Scoring Mechanism

The Brier Score and the Notch Score

The Brier Score

For a sequence of N predictions with stated confidences f₁, ..., fN ∈ [0,1] and binary outcomes o₁, ..., oN ∈ {0,1}, the Brier Score is:

BS = (1/N) × Σ(fᵢ - oᵢ)²

The Brier Score ranges from 0 (perfect calibration and accuracy) to 1 (maximal inaccuracy). Lower is better.

Strict Propriety

The Brier Score belongs to the family of strictly proper scoring rules. This means the expected score is uniquely minimized when the predictor reports their true belief. A predictor who systematically overstates or understates confidence will, in expectation, produce a worse score than one who reports honestly.

This is the mathematical foundation of Notch's integrity. No strategy of confidence manipulation improves the expected score — even a mediocre predictor benefits from honest reporting.

The Notch Score

The raw Brier Score measures calibration but does not capture the full picture. A predictor with five predictions and a perfect Brier Score is less trustworthy than one with 500 predictions and a strong (but imperfect) Brier Score. We define a composite metric:

NS = α × (1 - BS) + β × A + γ × V(N) + δ × C(t)

Where:

Calibration

α = 0.40

1 - BS, the time-weighted Brier Score. This is the largest component, reflecting the protocol's thesis that knowing how much you know is more informative than raw hit rate.

Accuracy

β = 0.25

A = (1/N) × Σ𝟙[oᵢ = correct], the raw accuracy rate. Measures binary correctness using an exponential moving average with decay factor 0.95.

Volume

γ = 0.20

V(N) = min(1, log(1+N) / log(1+N_ref)). A volume component that saturates at a reference count N_ref = 500. More predictions = more statistical significance.

Consistency

δ = 0.15

C(t) ∈ [0,1]. A consistency score based on the regularity of prediction activity over time. Rewards steady predictors over lucky streaks.

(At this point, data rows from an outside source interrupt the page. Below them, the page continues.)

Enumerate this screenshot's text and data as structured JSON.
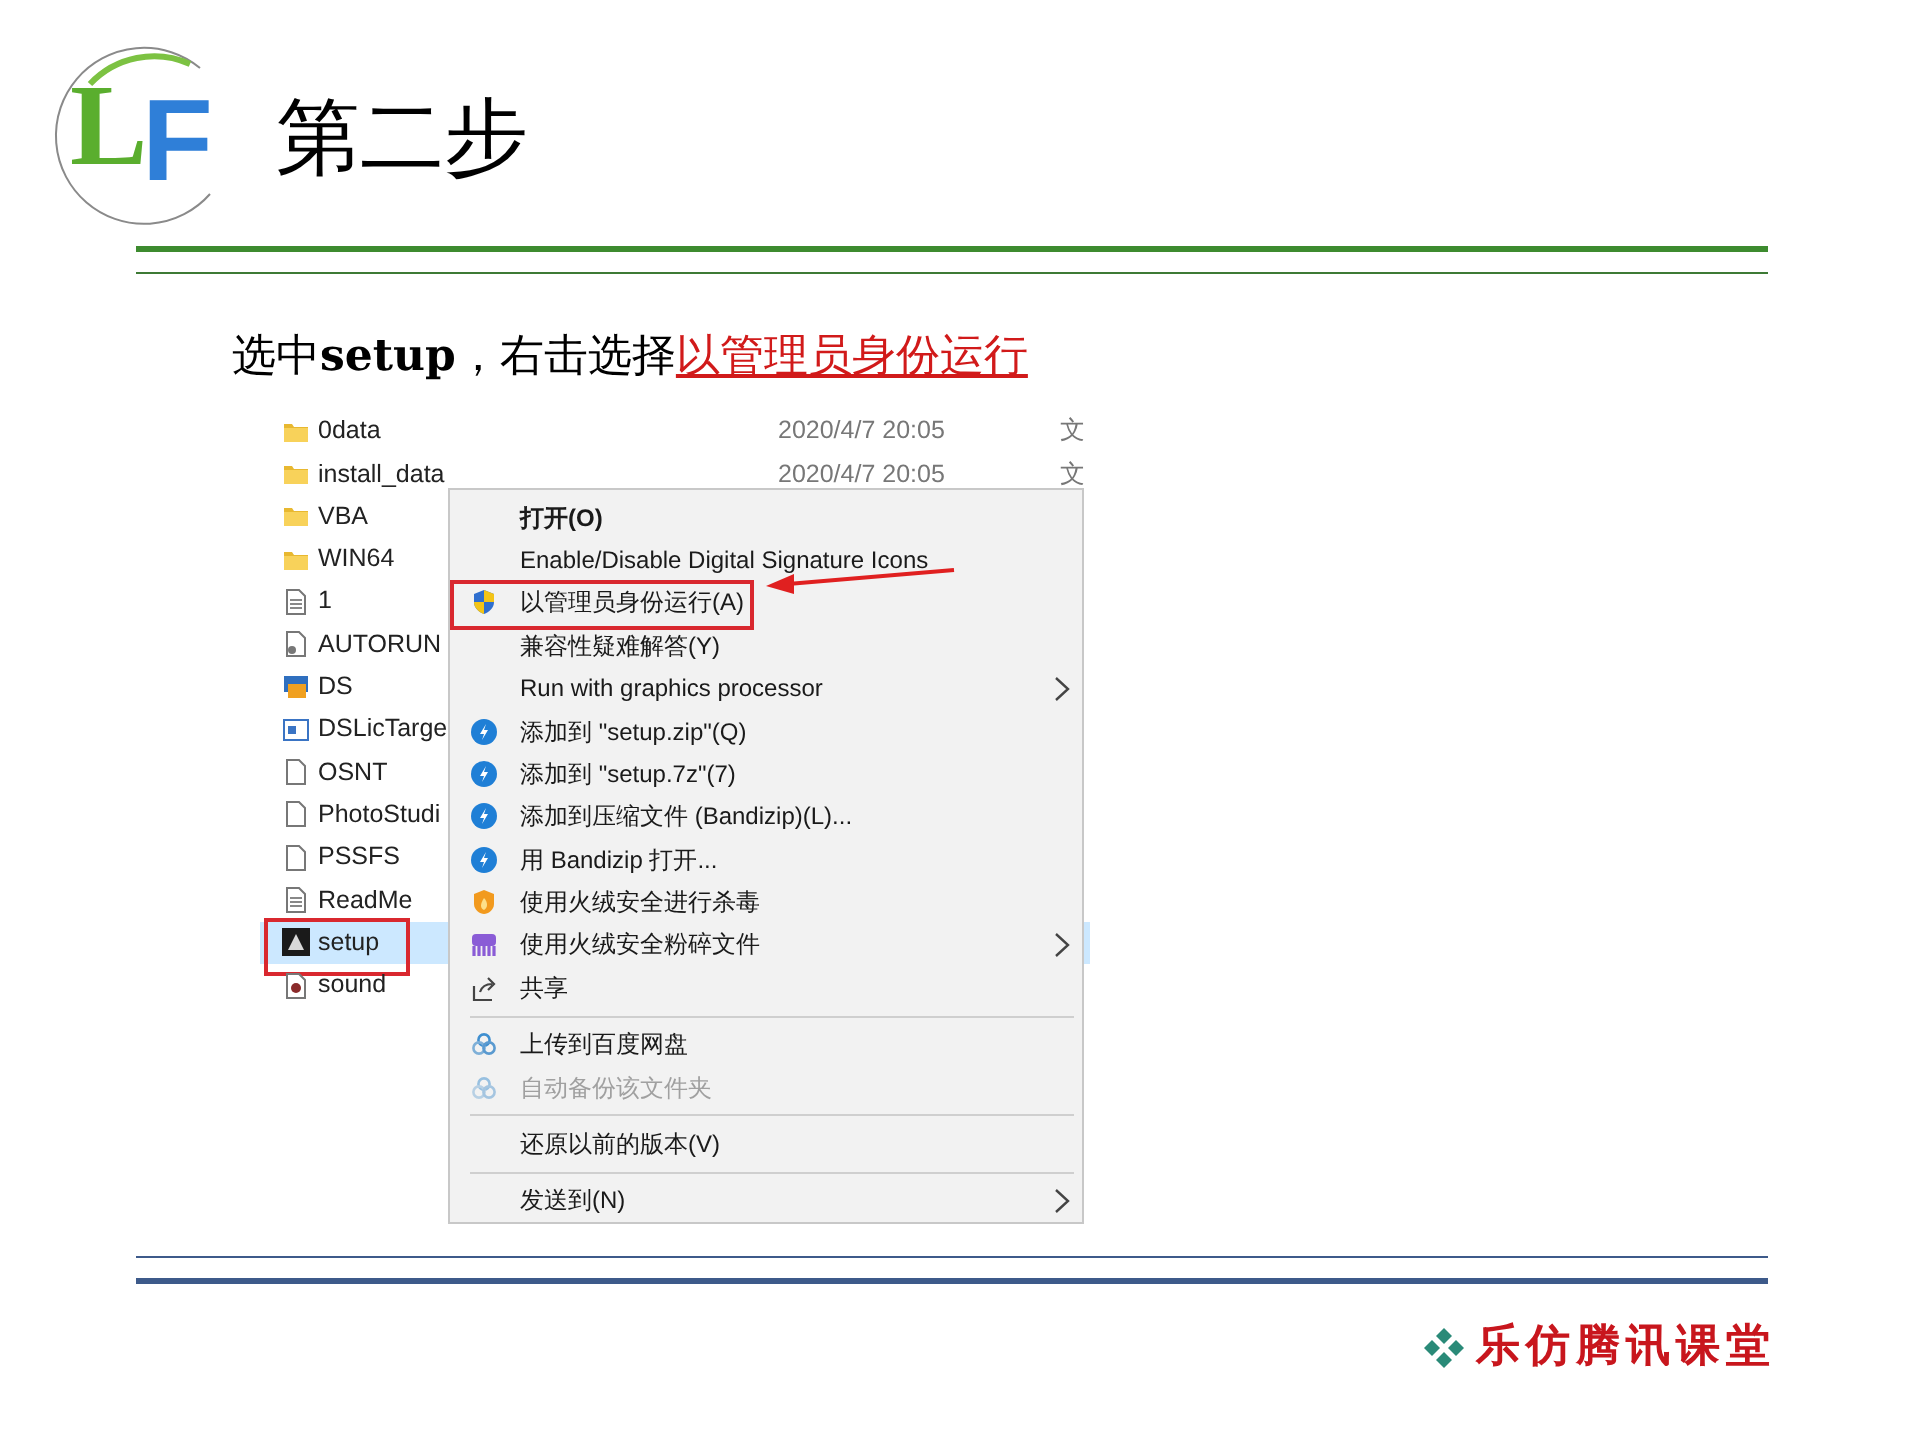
{
  "logo": {
    "letters": [
      "L",
      "F"
    ]
  },
  "title": "第二步",
  "instruction": {
    "text": "选中**setup**，右击选择",
    "highlight": "以管理员身份运行"
  },
  "files": [
    {
      "kind": "folder",
      "name": "0data",
      "date": "2020/4/7 20:05",
      "type": "文",
      "selected": false
    },
    {
      "kind": "folder",
      "name": "install_data",
      "date": "2020/4/7 20:05",
      "type": "文",
      "selected": false
    },
    {
      "kind": "folder",
      "name": "VBA",
      "selected": false
    },
    {
      "kind": "folder",
      "name": "WIN64",
      "selected": false
    },
    {
      "kind": "text",
      "name": "1",
      "selected": false
    },
    {
      "kind": "autorun",
      "name": "AUTORUN",
      "selected": false
    },
    {
      "kind": "app",
      "name": "DS",
      "selected": false
    },
    {
      "kind": "window",
      "name": "DSLicTarge",
      "selected": false
    },
    {
      "kind": "blank",
      "name": "OSNT",
      "selected": false
    },
    {
      "kind": "blank",
      "name": "PhotoStudi",
      "selected": false
    },
    {
      "kind": "blank",
      "name": "PSSFS",
      "selected": false
    },
    {
      "kind": "text",
      "name": "ReadMe",
      "selected": false
    },
    {
      "kind": "setup",
      "name": "setup",
      "selected": true
    },
    {
      "kind": "media",
      "name": "sound",
      "selected": false
    }
  ],
  "context_menu": {
    "items": [
      {
        "kind": "item",
        "label": "打开(O)",
        "bold": true,
        "submenu": false,
        "disabled": false,
        "annotated": false
      },
      {
        "kind": "item",
        "label": "Enable/Disable Digital Signature Icons",
        "bold": false,
        "submenu": false,
        "disabled": false,
        "annotated": false
      },
      {
        "kind": "shield",
        "label": "以管理员身份运行(A)",
        "bold": false,
        "submenu": false,
        "disabled": false,
        "annotated": true
      },
      {
        "kind": "item",
        "label": "兼容性疑难解答(Y)",
        "bold": false,
        "submenu": false,
        "disabled": false,
        "annotated": false
      },
      {
        "kind": "item",
        "label": "Run with graphics processor",
        "bold": false,
        "submenu": true,
        "disabled": false,
        "annotated": false
      },
      {
        "kind": "archive",
        "label": "添加到 \"setup.zip\"(Q)",
        "bold": false,
        "submenu": false,
        "disabled": false,
        "annotated": false
      },
      {
        "kind": "archive",
        "label": "添加到 \"setup.7z\"(7)",
        "bold": false,
        "submenu": false,
        "disabled": false,
        "annotated": false
      },
      {
        "kind": "archive",
        "label": "添加到压缩文件 (Bandizip)(L)...",
        "bold": false,
        "submenu": false,
        "disabled": false,
        "annotated": false
      },
      {
        "kind": "archive",
        "label": "用 Bandizip 打开...",
        "bold": false,
        "submenu": false,
        "disabled": false,
        "annotated": false
      },
      {
        "kind": "antivirus",
        "label": "使用火绒安全进行杀毒",
        "bold": false,
        "submenu": false,
        "disabled": false,
        "annotated": false
      },
      {
        "kind": "shredder",
        "label": "使用火绒安全粉碎文件",
        "bold": false,
        "submenu": true,
        "disabled": false,
        "annotated": false
      },
      {
        "kind": "share",
        "label": "共享",
        "bold": false,
        "submenu": false,
        "disabled": false,
        "annotated": false
      },
      {
        "kind": "separator"
      },
      {
        "kind": "cloud",
        "label": "上传到百度网盘",
        "bold": false,
        "submenu": false,
        "disabled": false,
        "annotated": false
      },
      {
        "kind": "cloud",
        "label": "自动备份该文件夹",
        "bold": false,
        "submenu": false,
        "disabled": true,
        "annotated": false
      },
      {
        "kind": "separator"
      },
      {
        "kind": "item",
        "label": "还原以前的版本(V)",
        "bold": false,
        "submenu": false,
        "disabled": false,
        "annotated": false
      },
      {
        "kind": "separator"
      },
      {
        "kind": "item",
        "label": "发送到(N)",
        "bold": false,
        "submenu": true,
        "disabled": false,
        "annotated": false
      }
    ]
  },
  "footer": {
    "brand": "乐仿腾讯课堂"
  }
}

Initial weights are governance-adjustable. The heavy weighting toward calibration (α = 0.40) reflects the protocol's core thesis.

Difficulty Adjustment

Not all predictions are equally informative. Predicting that Bitcoin will remain above $1,000 in 24 hours is trivially easy; predicting it will exceed $97,542 is substantially harder. The scoring system adjusts for difficulty:

D = 1 + κ × |τ - p₀|/p₀ / (σₐ × √(Δt/365))

Where p₀ is the current price at commit time, σₐ is recent annualized volatility, and Δt is the prediction horizon in days. κ = 2.0 is a scaling constant. A correct prediction on a difficult call (high D) produces a proportionally larger score update.

Sybil Resistance

The Brier Score calibration catches Sybil attackers. A Sybil attacker creating K wallets with random predictions at stated confidence c = 0.95 achieves approximately BS_sybil ≈ 0.318 — a poor score that exposes the wallet as badly miscalibrated despite above-average accuracy. A genuinely skilled predictor with the same accuracy who honestly reports c = 0.65 achieves BS ≈ 0.228 — measurably better.

The volume component penalizes wallets with few predictions. The consistency component penalizes wallets that appear suddenly. The staking requirement imposes an economic cost. Together, these make Sybil attacks statistically detectable and economically expensive.